L’article 2285 du Code civil dispose que « Les biens du débiteur sont le gages commun de ces créanciers. Le prix s’en distribue entre eux par contribution à moins qu’il n’y ait entre les créanciers des causes légitimes de préférence ». Cela signifie que tout le patrimoine d’un débiteur peut être appréhendé par ses créanciers et permettre donc leur paiement. Le paiement des créanciers est donc garanti par l’ensemble du patrimoine de leur débiteur. Appliqué à un commerçant, personne physique, si celui-ci connait des difficultés financières dans le cadre de son activité commerciale, ses créanciers, professionnels, pourront saisir l’ensemble de ses biens, l’ensemble de son patrimoine pour se faire payer, y compris les biens qui servent à sa famille (résidence principale à condition qu’il en soit propriétaire).
Différentes techniques ont été créées par la loi pour tenter de protéger certains biens du commerçant. Parmi ces techniques, on retrouve :
- L’entrepreneur individuel à responsabilité limitée (1)

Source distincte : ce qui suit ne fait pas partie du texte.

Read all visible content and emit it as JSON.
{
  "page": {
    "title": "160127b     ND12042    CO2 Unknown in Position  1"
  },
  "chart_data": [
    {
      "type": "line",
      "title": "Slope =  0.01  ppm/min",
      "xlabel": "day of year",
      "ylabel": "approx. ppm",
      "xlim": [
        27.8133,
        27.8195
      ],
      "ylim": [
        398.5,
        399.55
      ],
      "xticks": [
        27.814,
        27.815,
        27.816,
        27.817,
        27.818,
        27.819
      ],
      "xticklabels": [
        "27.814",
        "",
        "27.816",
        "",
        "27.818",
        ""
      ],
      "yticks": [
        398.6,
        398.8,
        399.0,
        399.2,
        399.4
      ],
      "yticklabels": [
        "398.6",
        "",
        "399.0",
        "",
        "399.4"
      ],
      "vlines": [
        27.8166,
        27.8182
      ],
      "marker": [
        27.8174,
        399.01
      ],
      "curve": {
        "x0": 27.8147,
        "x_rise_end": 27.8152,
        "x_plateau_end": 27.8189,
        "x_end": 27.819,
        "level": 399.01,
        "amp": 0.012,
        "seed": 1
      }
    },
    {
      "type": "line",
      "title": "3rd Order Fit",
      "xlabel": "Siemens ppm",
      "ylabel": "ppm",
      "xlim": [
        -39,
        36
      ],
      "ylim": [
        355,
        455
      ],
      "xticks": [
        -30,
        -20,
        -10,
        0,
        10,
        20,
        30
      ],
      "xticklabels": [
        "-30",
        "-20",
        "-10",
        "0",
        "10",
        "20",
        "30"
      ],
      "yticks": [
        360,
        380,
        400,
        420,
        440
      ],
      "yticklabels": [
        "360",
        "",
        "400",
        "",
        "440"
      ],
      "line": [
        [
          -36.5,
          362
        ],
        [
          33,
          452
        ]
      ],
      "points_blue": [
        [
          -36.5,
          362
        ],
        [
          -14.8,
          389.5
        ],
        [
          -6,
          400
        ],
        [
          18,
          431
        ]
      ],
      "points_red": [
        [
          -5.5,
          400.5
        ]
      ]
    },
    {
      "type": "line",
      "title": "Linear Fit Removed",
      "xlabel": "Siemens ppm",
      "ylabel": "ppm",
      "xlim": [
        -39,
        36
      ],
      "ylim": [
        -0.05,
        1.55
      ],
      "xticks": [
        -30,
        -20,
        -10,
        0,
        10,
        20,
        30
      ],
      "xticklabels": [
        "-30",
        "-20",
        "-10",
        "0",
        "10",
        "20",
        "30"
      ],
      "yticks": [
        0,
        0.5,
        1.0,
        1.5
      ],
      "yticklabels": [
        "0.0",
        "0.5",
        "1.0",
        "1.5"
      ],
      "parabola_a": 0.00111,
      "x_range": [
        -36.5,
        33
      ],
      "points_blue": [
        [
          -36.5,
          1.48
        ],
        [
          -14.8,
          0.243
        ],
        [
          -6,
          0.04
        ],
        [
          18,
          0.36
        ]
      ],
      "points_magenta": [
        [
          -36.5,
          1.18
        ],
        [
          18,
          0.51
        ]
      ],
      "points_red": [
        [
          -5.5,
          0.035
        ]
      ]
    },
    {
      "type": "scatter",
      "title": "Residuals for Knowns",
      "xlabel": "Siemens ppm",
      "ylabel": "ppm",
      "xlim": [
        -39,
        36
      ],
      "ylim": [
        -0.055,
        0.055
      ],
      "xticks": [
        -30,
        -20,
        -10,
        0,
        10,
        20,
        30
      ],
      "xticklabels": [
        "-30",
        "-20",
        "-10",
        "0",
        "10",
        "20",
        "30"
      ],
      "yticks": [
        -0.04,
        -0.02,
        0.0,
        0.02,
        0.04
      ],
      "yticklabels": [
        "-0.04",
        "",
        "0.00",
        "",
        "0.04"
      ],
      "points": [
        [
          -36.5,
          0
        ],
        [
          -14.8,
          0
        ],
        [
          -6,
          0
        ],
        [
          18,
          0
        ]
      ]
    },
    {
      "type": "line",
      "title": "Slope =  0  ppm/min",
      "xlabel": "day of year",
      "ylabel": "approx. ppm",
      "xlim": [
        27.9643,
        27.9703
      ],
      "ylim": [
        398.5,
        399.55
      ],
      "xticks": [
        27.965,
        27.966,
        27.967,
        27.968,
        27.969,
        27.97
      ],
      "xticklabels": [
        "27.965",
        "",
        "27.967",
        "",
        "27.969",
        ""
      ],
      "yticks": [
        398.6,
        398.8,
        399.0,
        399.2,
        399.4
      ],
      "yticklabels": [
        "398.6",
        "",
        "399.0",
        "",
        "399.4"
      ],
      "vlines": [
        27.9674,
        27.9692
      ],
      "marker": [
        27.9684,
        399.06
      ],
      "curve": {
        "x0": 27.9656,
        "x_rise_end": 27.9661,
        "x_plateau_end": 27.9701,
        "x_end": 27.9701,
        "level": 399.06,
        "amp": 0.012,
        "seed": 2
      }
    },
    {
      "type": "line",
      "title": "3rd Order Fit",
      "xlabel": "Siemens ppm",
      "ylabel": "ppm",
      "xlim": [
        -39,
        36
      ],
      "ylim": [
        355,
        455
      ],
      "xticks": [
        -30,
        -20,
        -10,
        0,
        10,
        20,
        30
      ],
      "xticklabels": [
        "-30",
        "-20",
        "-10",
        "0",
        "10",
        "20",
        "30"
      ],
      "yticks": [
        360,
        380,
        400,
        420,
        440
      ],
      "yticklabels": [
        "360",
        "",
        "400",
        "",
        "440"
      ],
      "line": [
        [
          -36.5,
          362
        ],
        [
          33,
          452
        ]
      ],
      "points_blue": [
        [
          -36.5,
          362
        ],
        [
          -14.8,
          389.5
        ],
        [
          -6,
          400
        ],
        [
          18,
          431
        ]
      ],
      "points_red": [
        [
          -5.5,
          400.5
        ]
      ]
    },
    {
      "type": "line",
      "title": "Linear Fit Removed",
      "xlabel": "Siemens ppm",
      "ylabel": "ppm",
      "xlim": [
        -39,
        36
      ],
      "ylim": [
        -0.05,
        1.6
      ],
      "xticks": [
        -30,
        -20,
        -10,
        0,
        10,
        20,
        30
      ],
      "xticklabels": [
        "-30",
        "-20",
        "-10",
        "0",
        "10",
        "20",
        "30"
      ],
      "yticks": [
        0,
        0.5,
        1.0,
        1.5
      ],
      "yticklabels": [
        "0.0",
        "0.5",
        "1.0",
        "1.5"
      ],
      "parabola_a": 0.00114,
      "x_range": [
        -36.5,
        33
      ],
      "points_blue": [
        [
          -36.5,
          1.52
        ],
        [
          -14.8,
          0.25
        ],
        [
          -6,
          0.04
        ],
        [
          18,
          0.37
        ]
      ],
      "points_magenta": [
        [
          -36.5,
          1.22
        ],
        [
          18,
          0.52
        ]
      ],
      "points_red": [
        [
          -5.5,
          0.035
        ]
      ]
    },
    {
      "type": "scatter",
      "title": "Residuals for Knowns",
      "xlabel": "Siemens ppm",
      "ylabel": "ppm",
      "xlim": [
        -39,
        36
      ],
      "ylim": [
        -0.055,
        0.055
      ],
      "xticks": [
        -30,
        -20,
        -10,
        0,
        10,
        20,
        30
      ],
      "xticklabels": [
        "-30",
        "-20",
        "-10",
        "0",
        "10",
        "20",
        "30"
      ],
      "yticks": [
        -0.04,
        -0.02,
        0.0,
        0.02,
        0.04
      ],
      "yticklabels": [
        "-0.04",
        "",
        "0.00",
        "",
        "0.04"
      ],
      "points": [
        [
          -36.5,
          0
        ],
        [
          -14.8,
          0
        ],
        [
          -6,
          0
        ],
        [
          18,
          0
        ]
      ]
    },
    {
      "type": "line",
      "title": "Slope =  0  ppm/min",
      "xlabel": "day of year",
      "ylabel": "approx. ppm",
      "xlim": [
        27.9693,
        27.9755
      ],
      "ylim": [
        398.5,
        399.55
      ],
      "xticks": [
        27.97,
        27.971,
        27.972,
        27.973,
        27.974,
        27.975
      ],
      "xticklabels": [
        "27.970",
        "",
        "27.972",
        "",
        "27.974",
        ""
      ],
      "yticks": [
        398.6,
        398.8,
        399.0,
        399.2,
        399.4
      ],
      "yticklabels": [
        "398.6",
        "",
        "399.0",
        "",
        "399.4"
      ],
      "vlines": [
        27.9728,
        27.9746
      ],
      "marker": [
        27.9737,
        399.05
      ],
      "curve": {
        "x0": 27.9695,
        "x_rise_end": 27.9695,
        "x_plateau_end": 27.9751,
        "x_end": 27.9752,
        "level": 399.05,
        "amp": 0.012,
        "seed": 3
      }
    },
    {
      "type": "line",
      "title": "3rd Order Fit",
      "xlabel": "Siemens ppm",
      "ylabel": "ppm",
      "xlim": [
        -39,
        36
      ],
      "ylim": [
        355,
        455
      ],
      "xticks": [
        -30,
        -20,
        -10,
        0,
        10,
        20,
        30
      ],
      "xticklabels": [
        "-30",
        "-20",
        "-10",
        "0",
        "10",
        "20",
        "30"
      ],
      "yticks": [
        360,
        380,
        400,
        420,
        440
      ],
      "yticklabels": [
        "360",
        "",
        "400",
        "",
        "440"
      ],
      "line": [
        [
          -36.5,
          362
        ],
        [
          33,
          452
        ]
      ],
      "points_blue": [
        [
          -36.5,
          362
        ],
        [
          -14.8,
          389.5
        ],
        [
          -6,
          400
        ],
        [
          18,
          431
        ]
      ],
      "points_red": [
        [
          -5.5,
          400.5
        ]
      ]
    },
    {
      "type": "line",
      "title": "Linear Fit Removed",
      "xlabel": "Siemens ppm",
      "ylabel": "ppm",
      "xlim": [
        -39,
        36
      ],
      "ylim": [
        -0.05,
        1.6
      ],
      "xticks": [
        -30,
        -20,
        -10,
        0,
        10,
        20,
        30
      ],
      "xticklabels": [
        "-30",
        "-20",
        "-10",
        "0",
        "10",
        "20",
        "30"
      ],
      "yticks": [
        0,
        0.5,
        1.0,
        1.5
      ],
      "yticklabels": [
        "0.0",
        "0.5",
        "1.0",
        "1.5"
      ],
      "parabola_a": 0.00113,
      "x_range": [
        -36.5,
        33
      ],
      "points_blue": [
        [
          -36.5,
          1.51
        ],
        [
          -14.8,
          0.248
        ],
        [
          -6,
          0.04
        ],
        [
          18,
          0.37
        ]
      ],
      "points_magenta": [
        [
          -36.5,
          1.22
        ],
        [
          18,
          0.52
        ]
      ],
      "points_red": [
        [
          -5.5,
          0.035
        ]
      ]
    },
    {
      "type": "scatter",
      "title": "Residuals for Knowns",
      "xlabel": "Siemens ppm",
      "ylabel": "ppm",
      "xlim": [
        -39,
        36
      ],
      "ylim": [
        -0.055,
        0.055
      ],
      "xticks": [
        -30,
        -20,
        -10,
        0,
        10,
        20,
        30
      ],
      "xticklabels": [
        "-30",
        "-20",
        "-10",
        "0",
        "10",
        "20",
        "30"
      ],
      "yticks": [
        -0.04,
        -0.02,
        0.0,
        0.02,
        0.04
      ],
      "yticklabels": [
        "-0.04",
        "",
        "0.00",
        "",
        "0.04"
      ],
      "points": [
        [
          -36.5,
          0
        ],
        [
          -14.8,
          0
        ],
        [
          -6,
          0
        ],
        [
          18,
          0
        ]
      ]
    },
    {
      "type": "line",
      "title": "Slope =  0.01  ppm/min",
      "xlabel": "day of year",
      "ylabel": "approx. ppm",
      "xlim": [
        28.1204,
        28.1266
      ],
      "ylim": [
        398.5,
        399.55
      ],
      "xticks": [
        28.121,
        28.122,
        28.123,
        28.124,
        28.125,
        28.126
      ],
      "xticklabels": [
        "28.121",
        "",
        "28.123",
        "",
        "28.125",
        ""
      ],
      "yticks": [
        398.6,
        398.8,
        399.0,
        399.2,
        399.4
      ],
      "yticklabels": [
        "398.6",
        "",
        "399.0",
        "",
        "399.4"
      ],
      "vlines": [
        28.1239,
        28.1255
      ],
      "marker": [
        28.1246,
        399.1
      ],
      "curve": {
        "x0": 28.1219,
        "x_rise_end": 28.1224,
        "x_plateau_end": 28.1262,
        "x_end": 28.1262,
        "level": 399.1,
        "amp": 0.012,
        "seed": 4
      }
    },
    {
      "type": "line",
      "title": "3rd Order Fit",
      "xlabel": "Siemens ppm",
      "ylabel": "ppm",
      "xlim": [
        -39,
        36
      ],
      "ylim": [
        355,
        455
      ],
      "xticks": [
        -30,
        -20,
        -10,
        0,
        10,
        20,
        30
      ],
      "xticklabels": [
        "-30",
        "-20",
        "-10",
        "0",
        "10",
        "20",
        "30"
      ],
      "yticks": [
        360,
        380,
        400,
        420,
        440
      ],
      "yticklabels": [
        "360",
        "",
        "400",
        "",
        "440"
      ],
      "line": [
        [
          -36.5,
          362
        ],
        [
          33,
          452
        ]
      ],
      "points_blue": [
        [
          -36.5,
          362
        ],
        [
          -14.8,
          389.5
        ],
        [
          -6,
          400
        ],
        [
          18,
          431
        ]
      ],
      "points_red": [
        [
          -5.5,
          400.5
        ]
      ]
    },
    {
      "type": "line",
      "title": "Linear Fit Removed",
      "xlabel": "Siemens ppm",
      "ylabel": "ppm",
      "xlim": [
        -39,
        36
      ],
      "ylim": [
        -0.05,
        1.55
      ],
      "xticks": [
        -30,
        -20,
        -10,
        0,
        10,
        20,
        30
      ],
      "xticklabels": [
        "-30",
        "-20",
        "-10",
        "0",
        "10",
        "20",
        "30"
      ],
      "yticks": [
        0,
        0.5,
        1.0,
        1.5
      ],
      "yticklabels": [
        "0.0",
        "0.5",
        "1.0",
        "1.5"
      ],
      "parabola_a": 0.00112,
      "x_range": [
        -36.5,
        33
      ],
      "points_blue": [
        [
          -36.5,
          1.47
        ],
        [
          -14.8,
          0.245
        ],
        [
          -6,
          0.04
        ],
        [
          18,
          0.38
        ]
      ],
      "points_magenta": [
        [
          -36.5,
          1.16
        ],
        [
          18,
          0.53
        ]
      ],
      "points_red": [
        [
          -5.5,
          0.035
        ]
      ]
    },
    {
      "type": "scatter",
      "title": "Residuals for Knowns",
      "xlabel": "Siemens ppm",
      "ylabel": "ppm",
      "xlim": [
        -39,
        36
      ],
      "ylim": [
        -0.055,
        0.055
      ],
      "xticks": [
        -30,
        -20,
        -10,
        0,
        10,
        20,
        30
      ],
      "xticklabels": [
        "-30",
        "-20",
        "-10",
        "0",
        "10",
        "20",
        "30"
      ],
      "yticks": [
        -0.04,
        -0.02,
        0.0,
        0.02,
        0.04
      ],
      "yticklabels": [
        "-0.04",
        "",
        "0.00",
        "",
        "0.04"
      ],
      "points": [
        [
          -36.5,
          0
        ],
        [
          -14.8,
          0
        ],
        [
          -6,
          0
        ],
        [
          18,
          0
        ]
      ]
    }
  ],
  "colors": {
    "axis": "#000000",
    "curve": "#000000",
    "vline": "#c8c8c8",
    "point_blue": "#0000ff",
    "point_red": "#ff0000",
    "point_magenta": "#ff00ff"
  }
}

- La création d’une société (2)
- La déclaration d’insaisissabilité (3)
- L’entrepreneur individuel à responsabilité limitée (EIRL)
Lorsqu’on commence une activité commerciale, le minimum est de s’organiser et d’essayer de mettre à l’abri certains de ces biens en utilisant ce recours. L’EIRL a été créé par la loi du 15 juin 2010 et marque une exception flagrante au principe d’unité du patrimoine. L’EIRL est régi par le Code de commerce et on retrouve sa définition dans son article L.526-6 alinéa 1er qui dispose que « Tout entrepreneur individuel peut affecter à son activité professionnelle un patrimoine séparé de son patrimoine personnelle sans création d’une personne morale ». Par cet article, une personne physique qui a une activité professionnelle peut avoir plusieurs patrimoines :
- Un patrimoine personnel qui va regrouper les biens qui servent à sa vie non professionnelle
- Un ou plusieurs patrimoines professionnels, chaque patrimoine étant affecté à une activité professionnelle
Dans l’article L.526-6 alinéa 2 dispose que « Ce patrimoine est composé de l’ensemble des biens, droits, obligations et sûretés, dont l’entrepreneur individuel est titulaire, nécessaire à l’exercice de son activité professionnelle. Il peut comprendre également les biens, droits, obligations et sûretés, dont l’entrepreneur est titulaire, utilisés pour l’exercice de son activité professionnel et qu’il décide d’y affecter. Un même bien, droit, obligation ou sûreté ne peut entrer dans la composition que d’un seul patrimoine affecté ». On distingue ici deux catégories de biens, droits, obligations ou sûretés qui peuvent faire partie du patrimoine professionnel :
- Les biens nécessaires : ceux qui sont indispensables au fond de commerce. Ce sont des biens professionnels par nature.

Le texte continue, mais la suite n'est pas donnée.